Algemene technieken voor externe communicatie van Windows PowerShell bekijken
De opdrachten Enter-PSSession en Invoke-Command ondersteunen verschillende parameters die u kunt gebruiken om algemene verbindingsopties te wijzigen. Deze parameters omvatten:
- –Poort. Hiermee geeft u een alternatieve TCP-poort voor de verbinding. Gebruik deze parameter wanneer de computer waarmee u verbinding maakt luistert op een andere poort dan de standaardpoort 5985 (HTTP) of 5986 (HTTPS). Houd er rekening mee dat u, lokaal of via Groepsbeleid, een andere poort kunt configureren als een permanente nieuwe standaardwaarde.
- –UseSSL. Geeft Windows PowerShell opdracht om HTTPS te gebruiken in plaats van HTTP.
- –Referentie.
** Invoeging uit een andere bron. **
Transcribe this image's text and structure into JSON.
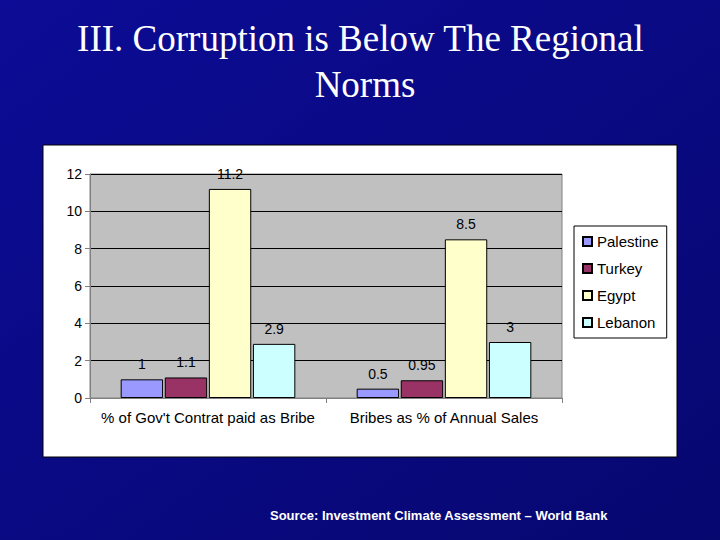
{
  "chart_data": {
    "type": "bar",
    "title": "III. Corruption is Below The Regional Norms",
    "annotations": [
      "Source: Investment Climate Assessment – World Bank"
    ],
    "categories": [
      "% of Gov't Contrat paid as Bribe",
      "Bribes as % of Annual Sales"
    ],
    "series": [
      {
        "name": "Palestine",
        "color": "#9999ff",
        "values": [
          1,
          0.5
        ]
      },
      {
        "name": "Turkey",
        "color": "#993366",
        "values": [
          1.1,
          0.95
        ]
      },
      {
        "name": "Egypt",
        "color": "#ffffcc",
        "values": [
          11.2,
          8.5
        ]
      },
      {
        "name": "Lebanon",
        "color": "#ccffff",
        "values": [
          2.9,
          3
        ]
      }
    ],
    "ylim": [
      0,
      12
    ],
    "yticks": [
      0,
      2,
      4,
      6,
      8,
      10,
      12
    ],
    "grid": true,
    "legend": "right",
    "data_labels": true
  }
}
Hiermee geeft u een alternatieve referentie voor de verbinding. Deze referentie wordt gevalideerd door de externe computer en moet over voldoende bevoegdheden en machtigingen beschikken om alle taken uit te voeren die u op de externe computer wilt uitvoeren.
- –ConfigurationName. Maakt verbinding met een ander eindpunt (sessieconfiguratie) dan het standaardeindpunt. U kunt bijvoorbeeld microsoft.powershell32 opgeven om verbinding te maken met het 32-bits Windows PowerShell-eindpunt van de externe computer.
- –Verificatie. Hiermee geeft u een verificatieprotocol. De standaardwaarde is Kerberos-verificatie, maar andere opties zijn Basic, CredSSP, Digest, Negotiate en NegotiateWithImplicitCredential. Het protocol dat u opgeeft, moet zijn ingeschakeld in de WS-Management-configuratie op zowel de initiërende als ontvangende computers.
U kunt extra sessieopties configureren met behulp van New-PSSessionOption om een nieuw sessieoptieobject te maken en dit vervolgens door te geven aan de parameter –SessionOption van Enter-PSSession of Invoke-Command. Bekijk het Help-bestand voor New-PSSessionOption voor meer informatie over de mogelijkheden. U kunt de standaardwaarden wijzigen, zoals het poortnummer en ingeschakelde verificatieprotocollen in het WSMan PowerShell-station.